江戸初期には、大坂の陣で焼失した大坂城を再築するため、徳川二代将軍秀忠は全国の大名に石垣を築くように命じる。彼らは各地の山から石垣用の石材を切り出し、大坂城まで運んだ。西宮市内、特に甲山森林公園内には、この時の石切場の跡や大坂城に運ばれることのなかった石材が残されている。
公園内の仏性ヶ原から展望台の一帯には、「矢」で割られた石材や、長方形に加工された石材、「ノミ」で調整された石材などが点在しており、中には、「刻印」がある石材(刻印石)も残されている。刻印は切り出した石材がどの大名のものかを示している。刻印には大名の家紋や単純な記号などがある。仏性ヶ原から展望台の周辺では図Aの刻印が刻まれた石材が残されている。
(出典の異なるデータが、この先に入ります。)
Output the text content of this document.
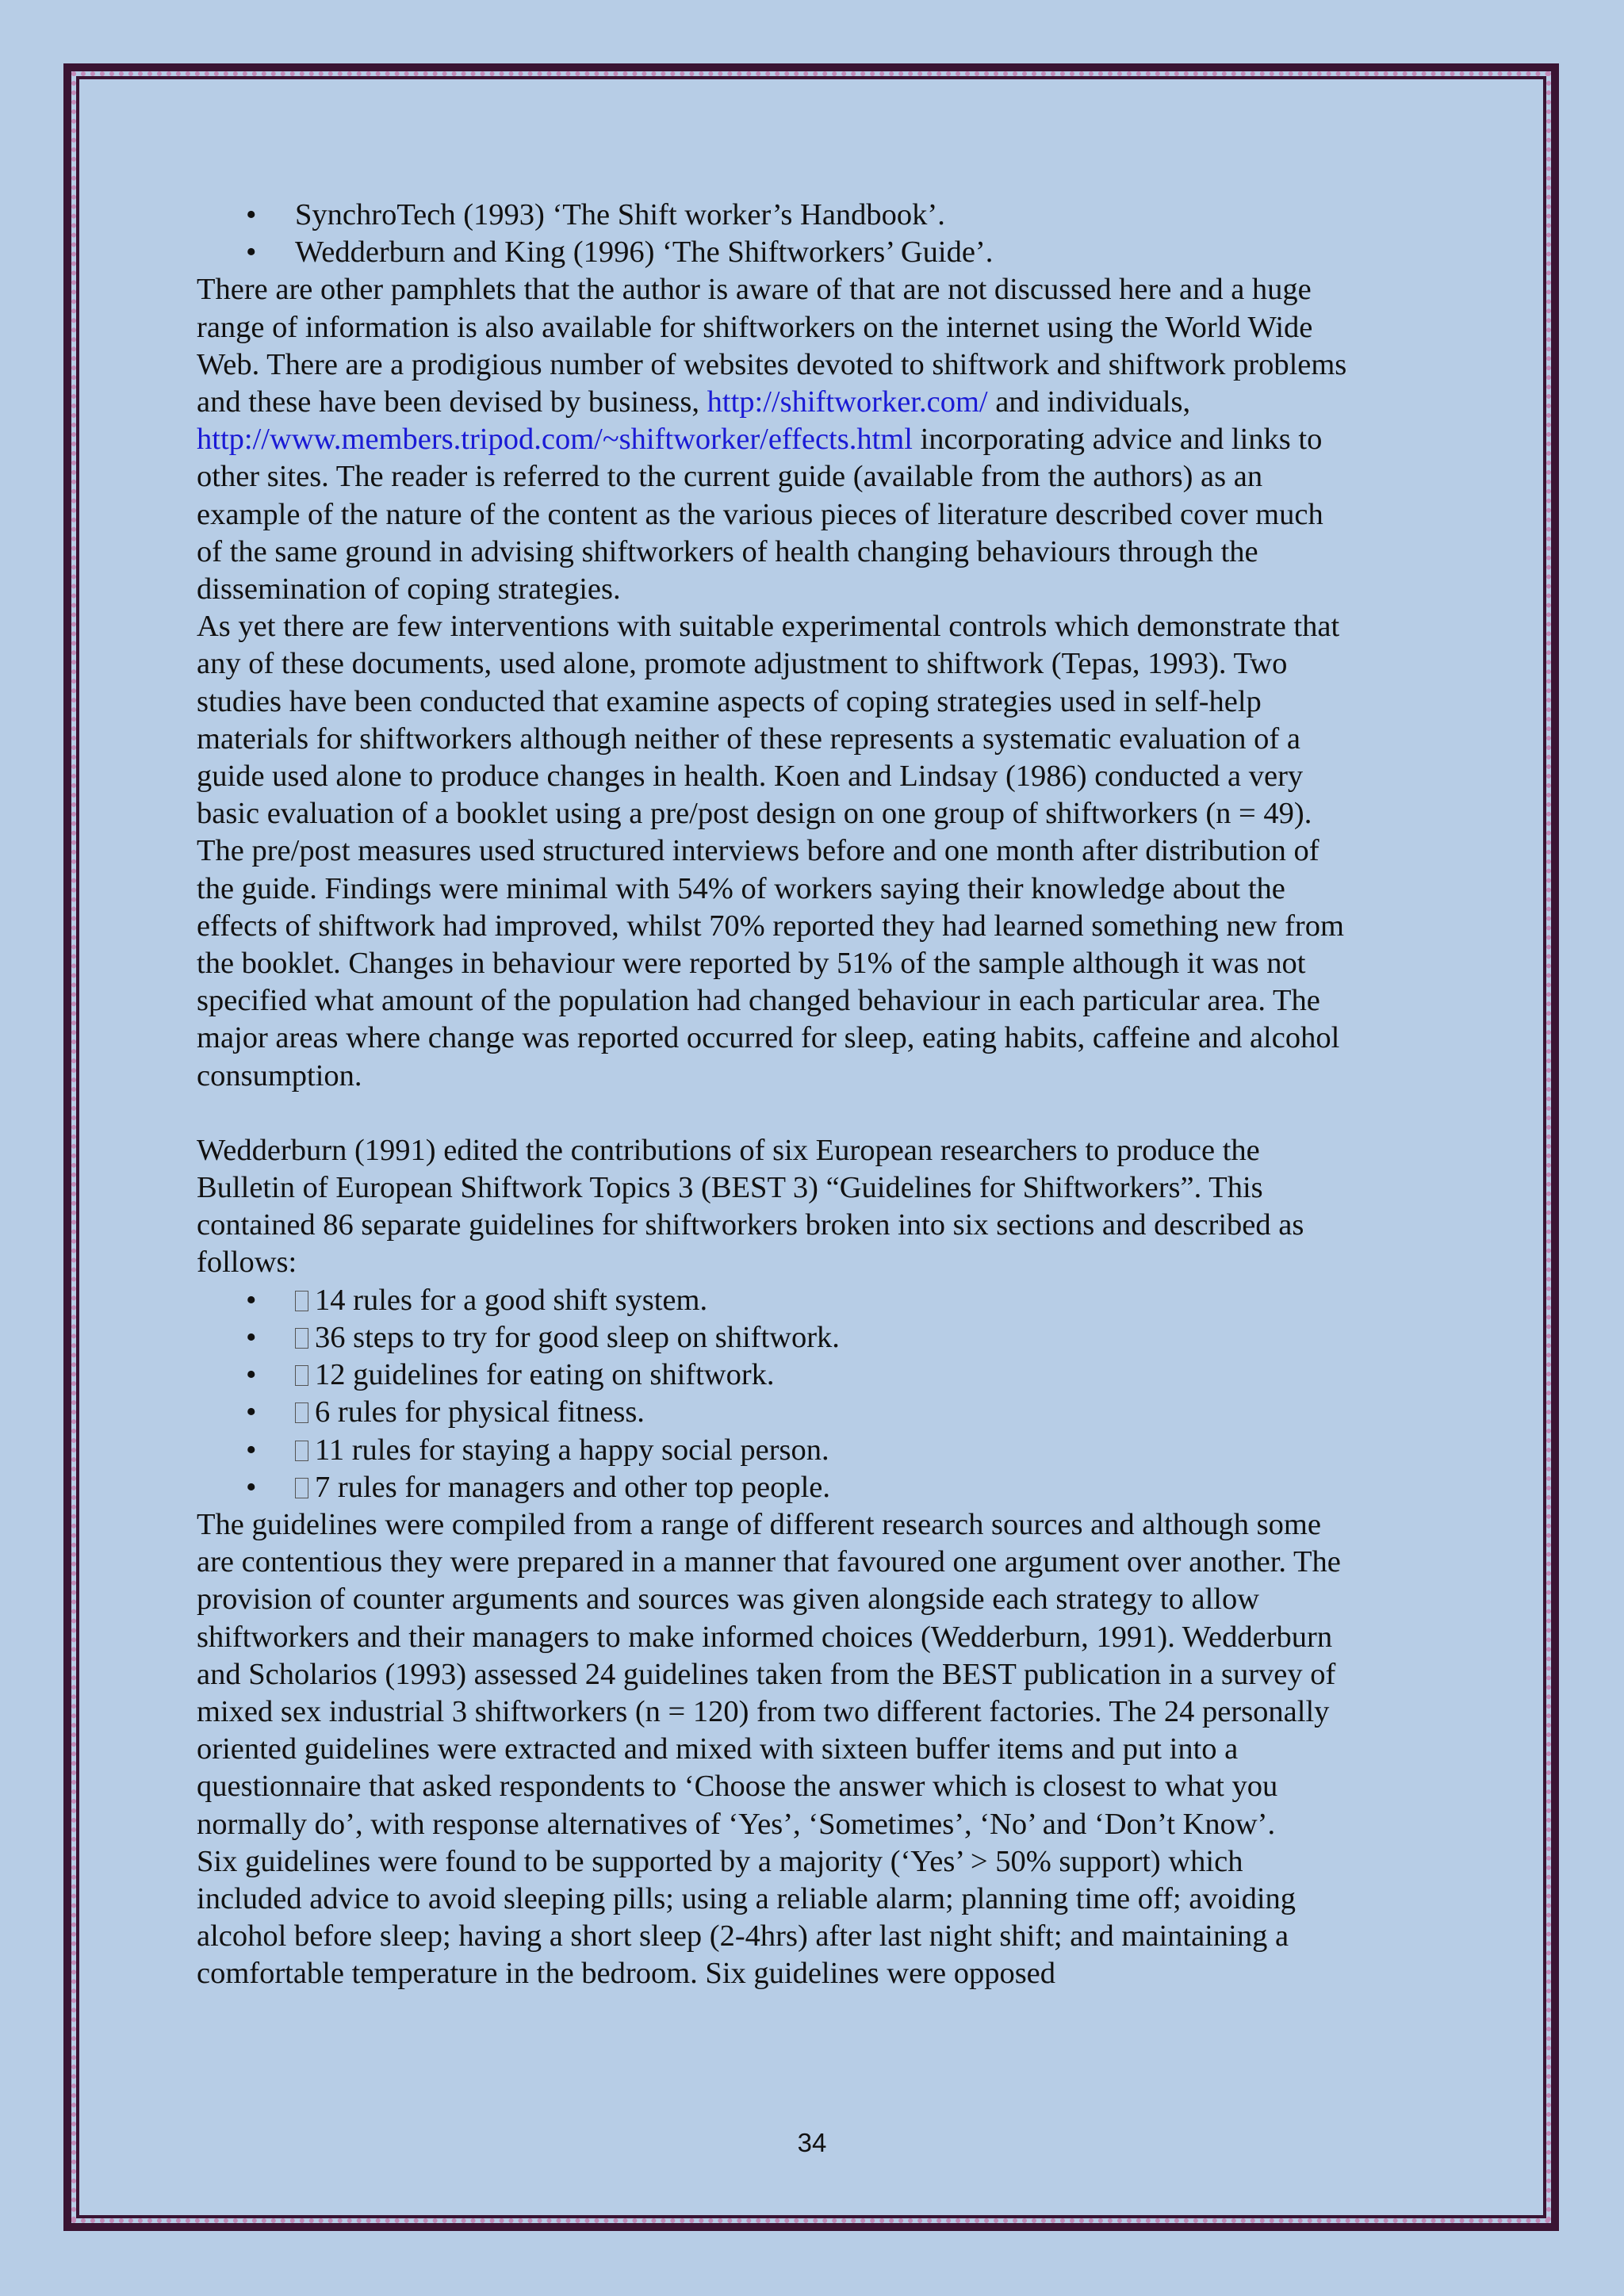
• SynchroTech (1993) ‘The Shift worker’s Handbook’.
• Wedderburn and King (1996) ‘The Shiftworkers’ Guide’.

There are other pamphlets that the author is aware of that are not discussed here and a huge range of information is also available for shiftworkers on the internet using the World Wide Web. There are a prodigious number of websites devoted to shiftwork and shiftwork problems and these have been devised by business, http://shiftworker.com/ and individuals, http://www.members.tripod.com/~shiftworker/effects.html incorporating advice and links to other sites. The reader is referred to the current guide (available from the authors) as an example of the nature of the content as the various pieces of literature described cover much of the same ground in advising shiftworkers of health changing behaviours through the dissemination of coping strategies.

As yet there are few interventions with suitable experimental controls which demonstrate that any of these documents, used alone, promote adjustment to shiftwork (Tepas, 1993). Two studies have been conducted that examine aspects of coping strategies used in self-help materials for shiftworkers although neither of these represents a systematic evaluation of a guide used alone to produce changes in health. Koen and Lindsay (1986) conducted a very basic evaluation of a booklet using a pre/post design on one group of shiftworkers (n = 49). The pre/post measures used structured interviews before and one month after distribution of the guide. Findings were minimal with 54% of workers saying their knowledge about the effects of shiftwork had improved, whilst 70% reported they had learned something new from the booklet. Changes in behaviour were reported by 51% of the sample although it was not specified what amount of the population had changed behaviour in each particular area. The major areas where change was reported occurred for sleep, eating habits, caffeine and alcohol consumption.

Wedderburn (1991) edited the contributions of six European researchers to produce the Bulletin of European Shiftwork Topics 3 (BEST 3) “Guidelines for Shiftworkers”. This contained 86 separate guidelines for shiftworkers broken into six sections and described as follows:

• 14 rules for a good shift system.
• 36 steps to try for good sleep on shiftwork.
• 12 guidelines for eating on shiftwork.
• 6 rules for physical fitness.
• 11 rules for staying a happy social person.
• 7 rules for managers and other top people.

The guidelines were compiled from a range of different research sources and although some are contentious they were prepared in a manner that favoured one argument over another. The provision of counter arguments and sources was given alongside each strategy to allow shiftworkers and their managers to make informed choices (Wedderburn, 1991). Wedderburn and Scholarios (1993) assessed 24 guidelines taken from the BEST publication in a survey of mixed sex industrial 3 shiftworkers (n = 120) from two different factories. The 24 personally oriented guidelines were extracted and mixed with sixteen buffer items and put into a questionnaire that asked respondents to ‘Choose the answer which is closest to what you normally do’, with response alternatives of ‘Yes’, ‘Sometimes’, ‘No’ and ‘Don’t Know’.

Six guidelines were found to be supported by a majority (‘Yes’ > 50% support) which included advice to avoid sleeping pills; using a reliable alarm; planning time off; avoiding alcohol before sleep; having a short sleep (2-4hrs) after last night shift; and maintaining a comfortable temperature in the bedroom. Six guidelines were opposed

34
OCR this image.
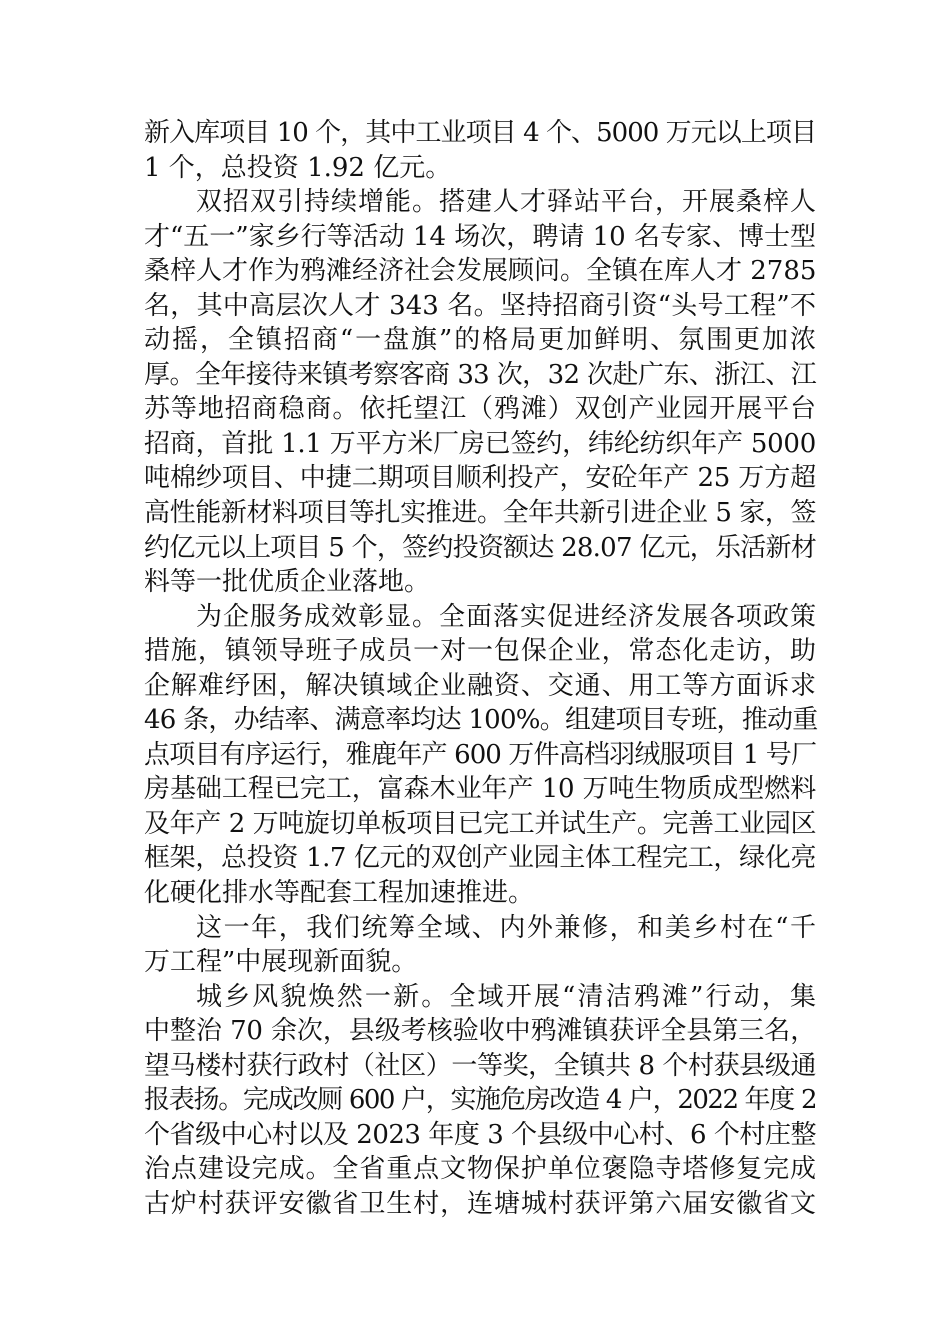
新入库项目 10 个，其中工业项目 4 个、5000 万元以上项目
1 个，总投资 1.92 亿元。
双招双引持续增能。搭建人才驿站平台，开展桑梓人
才“五一”家乡行等活动 14 场次，聘请 10 名专家、博士型
桑梓人才作为鸦滩经济社会发展顾问。全镇在库人才 2785
名，其中高层次人才 343 名。坚持招商引资“头号工程”不
动摇，全镇招商“一盘旗”的格局更加鲜明、氛围更加浓
厚。全年接待来镇考察客商 33 次，32 次赴广东、浙江、江
苏等地招商稳商。依托望江（鸦滩）双创产业园开展平台
招商，首批 1.1 万平方米厂房已签约，纬纶纺织年产 5000
吨棉纱项目、中捷二期项目顺利投产，安砼年产 25 万方超
高性能新材料项目等扎实推进。全年共新引进企业 5 家，签
约亿元以上项目 5 个，签约投资额达 28.07 亿元，乐活新材
料等一批优质企业落地。
为企服务成效彰显。全面落实促进经济发展各项政策
措施，镇领导班子成员一对一包保企业，常态化走访，助
企解难纾困，解决镇域企业融资、交通、用工等方面诉求
46 条，办结率、满意率均达 100%。组建项目专班，推动重
点项目有序运行，雅鹿年产 600 万件高档羽绒服项目 1 号厂
房基础工程已完工，富森木业年产 10 万吨生物质成型燃料
及年产 2 万吨旋切单板项目已完工并试生产。完善工业园区
框架，总投资 1.7 亿元的双创产业园主体工程完工，绿化亮
化硬化排水等配套工程加速推进。
这一年，我们统筹全域、内外兼修，和美乡村在“千
万工程”中展现新面貌。
城乡风貌焕然一新。全域开展“清洁鸦滩”行动，集
中整治 70 余次，县级考核验收中鸦滩镇获评全县第三名，
望马楼村获行政村（社区）一等奖，全镇共 8 个村获县级通
报表扬。完成改厕 600 户，实施危房改造 4 户，2022 年度 2
个省级中心村以及 2023 年度 3 个县级中心村、6 个村庄整
治点建设完成。全省重点文物保护单位褒隐寺塔修复完成
古炉村获评安徽省卫生村，连塘城村获评第六届安徽省文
図Aの刻印は、大坂城の石垣では、肥前(現在の佐賀県)の鍋島家が石垣工事を担当した地区で確認されていることから、甲山森林公園の仏性ヶ原から展望台一帯で、鍋島家が石材を切り出したと考えられる。
平成30年2月13日、仏生ヶ原一帯は、「大坂城石垣石丁場跡 東六甲石丁場跡」として国史跡に指定された。